The best ways to prepare for a new pet

Today’s guest blogger is Brittany Watson, VMD, PhD, BS/MS, director of shelter medicine and community engagement at Penn Vet.

Perhaps you have wanted a dog for years and finally have the time to bring one into your home. Maybe a kitten appeared on your doorstep and you suddenly found yourself a new pet owner. Perhaps the kids were begging for a puppy and you finally decided to adopt. Whatever the reason, the decision to adopt a pet can be both an exciting and stressful time, as you carefully consider which animal is right for you.

First, you have to decide what type of pet is right for you. Cat, dog, or exotic animal? Active or laid back? Young or adult? You also have to consider all of the financial demands that come with pet ownership, including veterinary visits, emergency funds or insurance, training, and supplies. 

Once you have finally made the decision on what pet and how you are going to budget for your new family member, you must prepare to bring the animal into your home. The following tips can serve as a helpful guide as you navigate this process, which can be tricky, especially if you are a first-time pet owner:

Stock up. Make a list of supplies to purchase for your pet. Food and water bowls, beds, toys, collars/ID tags, and proper food are all essential. Cats require litter boxes (one more than the total number of cats in the household) and scratching posts. Dogs need leashes. Crates can provide a safe spot for your pet and are a great option for traveling to the vet or when on vacation.

Build a relationship with your veterinarian. This is perhaps the most important relationship you will establish for your new pet outside of your family. Your veterinarian can be a resource for health and wellness for your pet, not just for emergencies. We recommend making an appointment with your veterinarian soon after adopting your pet. The animal will need a full physical exam and might need follow-up vaccinations, fecals, or testing. This is also a great time for your vet to get to know your pet and for you to ask questions.

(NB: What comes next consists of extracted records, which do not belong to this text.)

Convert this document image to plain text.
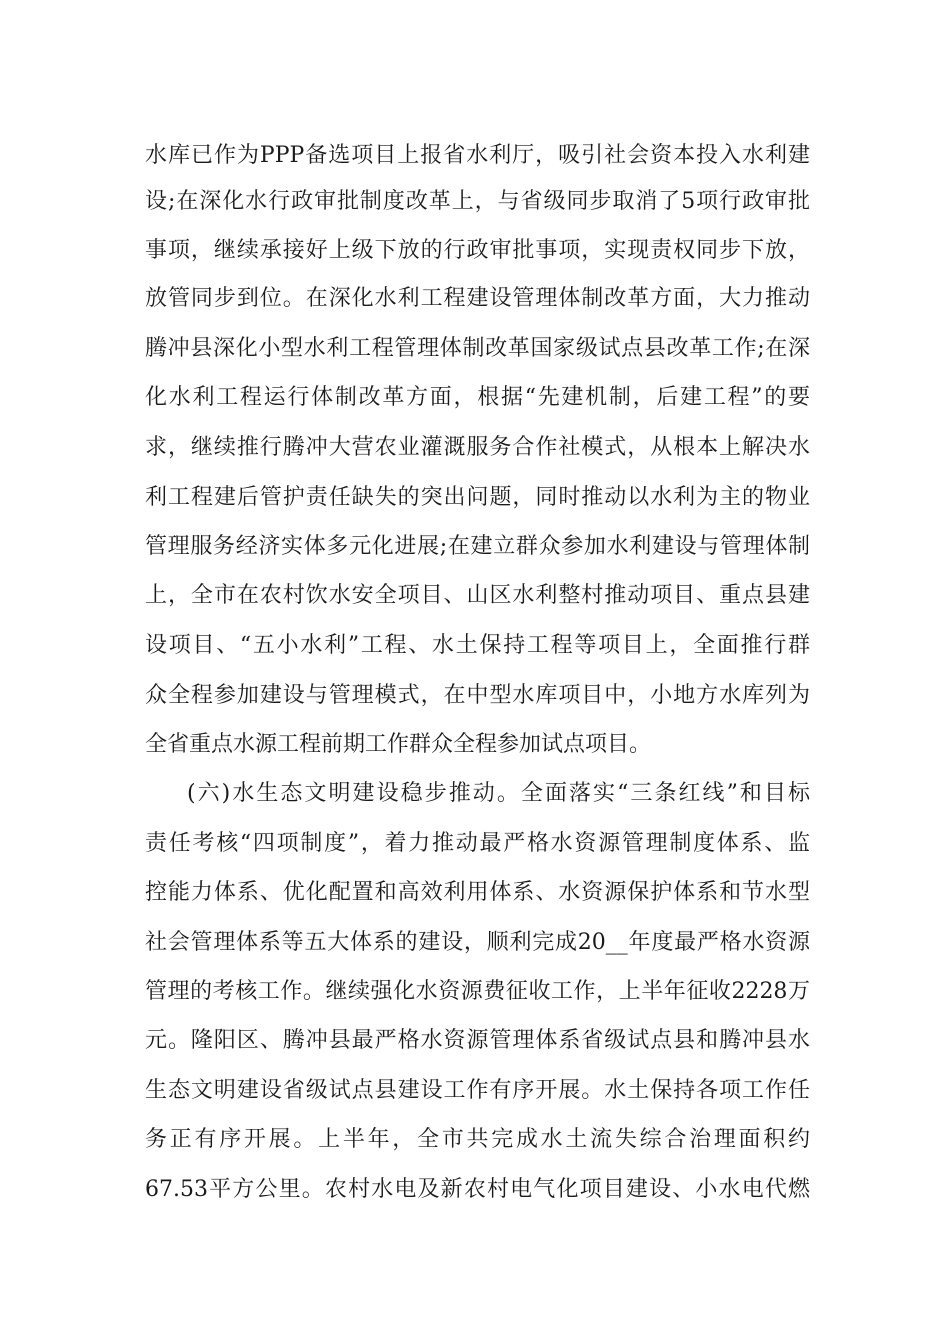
水库已作为PPP备选项目上报省水利厅，吸引社会资本投入水利建
设;在深化水行政审批制度改革上，与省级同步取消了5项行政审批
事项，继续承接好上级下放的行政审批事项，实现责权同步下放，
放管同步到位。在深化水利工程建设管理体制改革方面，大力推动
腾冲县深化小型水利工程管理体制改革国家级试点县改革工作;在深
化水利工程运行体制改革方面，根据“先建机制，后建工程”的要
求，继续推行腾冲大营农业灌溉服务合作社模式，从根本上解决水
利工程建后管护责任缺失的突出问题，同时推动以水利为主的物业
管理服务经济实体多元化进展;在建立群众参加水利建设与管理体制
上，全市在农村饮水安全项目、山区水利整村推动项目、重点县建
设项目、“五小水利”工程、水土保持工程等项目上，全面推行群
众全程参加建设与管理模式，在中型水库项目中，小地方水库列为
全省重点水源工程前期工作群众全程参加试点项目。
(六)水生态文明建设稳步推动。全面落实“三条红线”和目标
责任考核“四项制度”，着力推动最严格水资源管理制度体系、监
控能力体系、优化配置和高效利用体系、水资源保护体系和节水型
社会管理体系等五大体系的建设，顺利完成20__年度最严格水资源
管理的考核工作。继续强化水资源费征收工作，上半年征收2228万
元。隆阳区、腾冲县最严格水资源管理体系省级试点县和腾冲县水
生态文明建设省级试点县建设工作有序开展。水土保持各项工作任
务正有序开展。上半年，全市共完成水土流失综合治理面积约
67.53平方公里。农村水电及新农村电气化项目建设、小水电代燃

Take some training classes. Not only are training classes fun for you and your dog, but they also help provide important skills for your new pet to navigate the human world. For puppies, this can provide safe socialization. Be sure to ask your veterinarian about good courses that use positive reinforcement training. Courses can include obedience and agility training, therapy dog training, nose work, and even games. We want our pets to be excited about learning. Learning about cat behavior is also important. They can learn to do tricks and interact with you like dogs!

Be patient. Your pet is adjusting to a new place. He or she will need to learn your schedule and may take some time to adjust to a new routine. Cats might hide for a couple of days. There might be some accidents that are normal during this transition. Remember, never punish a dog for eliminating inside. You should reward the dog for going outside. If you notice your dog eliminating inside the house, take your pet outside and offer a reward for finishing in the appropriate place.

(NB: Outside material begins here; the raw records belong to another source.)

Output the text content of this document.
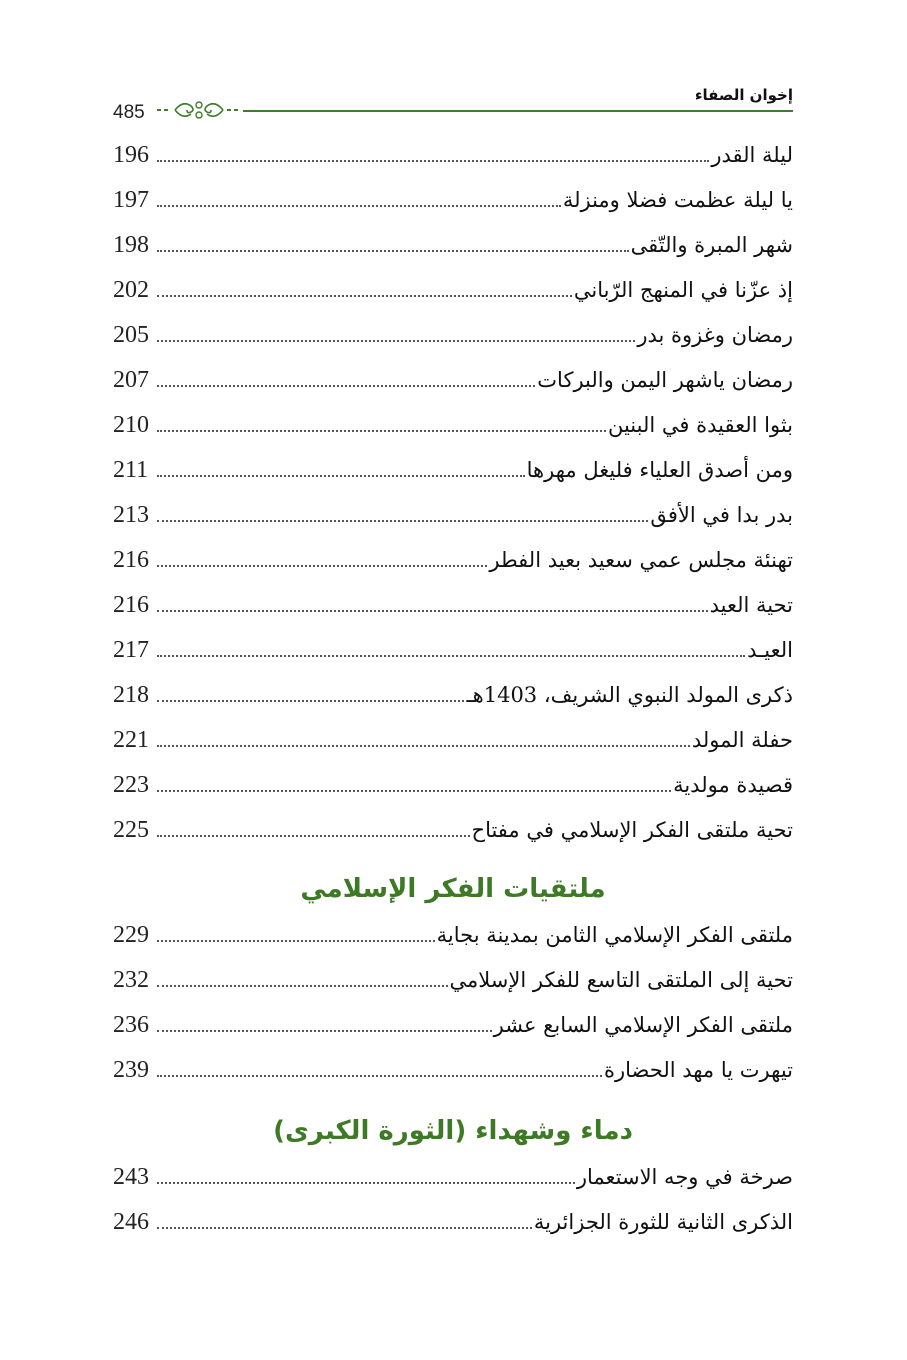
485
إخوان الصفاء
196	ليلة القدر
197	يا ليلة عظمت فضلا ومنزلة
198	شهر المبرة والتّقى
202	إذ عزّنا في المنهج الرّباني
205	رمضان وغزوة بدر
207	رمضان ياشهر اليمن والبركات
210	بثوا العقيدة في البنين
211	ومن أصدق العلياء فليغل مهرها
213	بدر بدا في الأفق
216	تهنئة مجلس عمي سعيد بعيد الفطر
216	تحية العيد
217	العيـد
218	ذكرى المولد النبوي الشريف، 1403هـ
221	حفلة المولد
223	قصيدة مولدية
225	تحية ملتقى الفكر الإسلامي في مفتاح
ملتقيات الفكر الإسلامي
229	ملتقى الفكر الإسلامي الثامن بمدينة بجاية
232	تحية إلى الملتقى التاسع للفكر الإسلامي
236	ملتقى الفكر الإسلامي السابع عشر
239	تيهرت يا مهد الحضارة
دماء وشهداء (الثورة الكبرى)
243	صرخة في وجه الاستعمار
246	الذكرى الثانية للثورة الجزائرية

Introduce Slowly. Do not force your new pet to interact with your other pets immediately. They need to get used to each other first in short interactions. It is good to set up a room for your cat that is separate from your other pets. Cats might need to interact through a gate before feeling comfortable. They may also swat or hiss, which is normal. Dogs should be able to interact with each other for brief amounts of time in a neutral place. These should be short, positive interactions. And they should not be left alone until they are comfortable with each other.

Remember to ask for help if you need it! Feel free to contact your veterinarian, trainer, or shelter if you have any questions. They all want you to be successful with your new family member. When you first bring your pet home, it will be exciting and maybe a little overwhelming. Keeping these tips in mind will help make it a fun and safe experience for you, your family, and your animals.